Le Maroc est à la croisée des chemins en matière d’éducation. Alors que le gouvernement annonce des changements majeurs dans son système de soutien aux familles défavorisées, des inquiétudes émergent quant à l’impact sur la scolarisation des enfants les plus vulnérables.
Il y a seize ans, le roi Mohammed VI lançait l’initiative « Un million de cartables » pour aider les familles démunies face aux coûts de la rentrée scolaire. Ce programme, qui visait à fournir des fournitures scolaires à un million d’enfants dans le besoin, était considéré comme un pilier de la lutte contre le décrochage scolaire.
Cependant, le gouvernement a récemment décidé de remplacer cette initiative par un soutien financier direct aux familles bénéficiaires du système d’aide sociale. Cette décision, approuvée lors d’un conseil de gouvernement en juillet dernier, prévoit le versement de sommes supplémentaires aux familles pour chaque nouvelle rentrée scolaire.
Les montants alloués varient selon le niveau scolaire : 200 dirhams pour les élèves du primaire et du collège, et 300 dirhams pour ceux du lycée. Ces sommes s’ajouteront aux allocations mensuelles déjà versées aux familles dans le cadre du système d’aide sociale directe.
Un changement controversé
Ce changement de politique a suscité un débat animé au sein de la société marocaine. Certains observateurs du secteur de l’éducation craignent que cette décision ne contribue à augmenter le taux d’abandon scolaire. D’autres estiment que le soutien financier direct offre plus de flexibilité aux familles pour répondre à leurs besoins spécifiques.
Abdallah Ghmimat, secrétaire général national de la Fédération Nationale de l’Enseignement (FNE), considère que cette décision représente un désengagement de l’État envers ses obligations sociales.
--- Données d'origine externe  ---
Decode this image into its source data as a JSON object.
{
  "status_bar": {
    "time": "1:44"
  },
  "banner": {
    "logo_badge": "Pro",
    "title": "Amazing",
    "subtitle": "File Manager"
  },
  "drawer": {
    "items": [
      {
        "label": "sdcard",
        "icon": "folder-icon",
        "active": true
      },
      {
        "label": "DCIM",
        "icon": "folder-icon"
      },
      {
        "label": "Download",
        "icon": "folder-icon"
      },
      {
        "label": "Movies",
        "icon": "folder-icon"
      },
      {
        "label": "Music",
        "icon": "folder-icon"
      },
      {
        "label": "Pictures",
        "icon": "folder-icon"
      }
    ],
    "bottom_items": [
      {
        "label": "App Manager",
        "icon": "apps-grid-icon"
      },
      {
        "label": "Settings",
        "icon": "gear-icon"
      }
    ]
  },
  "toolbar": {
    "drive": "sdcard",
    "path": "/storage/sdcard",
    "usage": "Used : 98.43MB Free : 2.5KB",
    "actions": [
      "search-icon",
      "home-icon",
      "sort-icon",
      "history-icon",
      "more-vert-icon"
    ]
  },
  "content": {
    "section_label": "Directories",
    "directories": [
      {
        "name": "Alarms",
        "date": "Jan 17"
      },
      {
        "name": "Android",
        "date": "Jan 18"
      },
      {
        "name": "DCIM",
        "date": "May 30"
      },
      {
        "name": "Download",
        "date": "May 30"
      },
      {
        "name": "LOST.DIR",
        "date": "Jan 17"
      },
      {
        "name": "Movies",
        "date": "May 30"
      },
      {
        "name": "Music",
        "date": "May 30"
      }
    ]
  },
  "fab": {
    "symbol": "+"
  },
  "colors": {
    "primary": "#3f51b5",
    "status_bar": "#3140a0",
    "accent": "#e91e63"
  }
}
Il souligne que le montant alloué est insuffisant pour compenser les avantages de l’ancienne initiative et craint une aggravation du décrochage scolaire, en particulier chez les familles les plus pauvres.
En revanche, Noureddine Akouri, président de la Fédération des associations de parents d’élèves au Maroc, minimise l’importance de la suppression du programme « Un million de cartables ». Il rappelle les problèmes logistiques et psychologiques liés à la distribution des fournitures et estime que le soutien financier direct est préférable.
La Ligue des libraires du Maroc salue cette décision, considérant qu’elle rend justice aux petits libraires et leur redonne de l’importance. Hassan Muatasim, président de la Ligue, souligne que ce changement permettra aux consommateurs de choisir librement leurs fournisseurs locaux pour l’achat de livres et de fournitures scolaires.
Malgré ces changements, le système éducatif marocain reste confronté à des défis majeurs. Un récent rapport du Conseil National des Droits de l’Homme révèle une augmentation inquiétante du taux de décrochage scolaire, avec 334 664 élèves ayant quitté l’école durant l’année scolaire 2023-2024.
Le rapport met également en lumière la baisse de la qualité de l’enseignement, le Maroc occupant des rangs peu enviables dans l’enquête PISA 2022 : 71e en mathématiques, 79e en lecture et 76e en culture scientifique sur 81 pays participants.
Face à ces défis, le rapport recommande l’adoption d’une stratégie globale pour lutter contre le décrochage scolaire. Cela inclut un soutien pédagogique et psychologique accru pour les élèves en difficulté, l’expansion du réseau d’établissements scolaires dans les zones rurales et défavorisées, et l’amélioration des services de transport scolaire.
Alors que le Maroc s’efforce de réformer son système éducatif, l’avenir de millions d’enfants est en jeu. Les prochains mois seront cruciaux pour évaluer l’impact de ces nouvelles mesures sur la scolarisation et le bien-être des familles les plus vulnérables du royaume.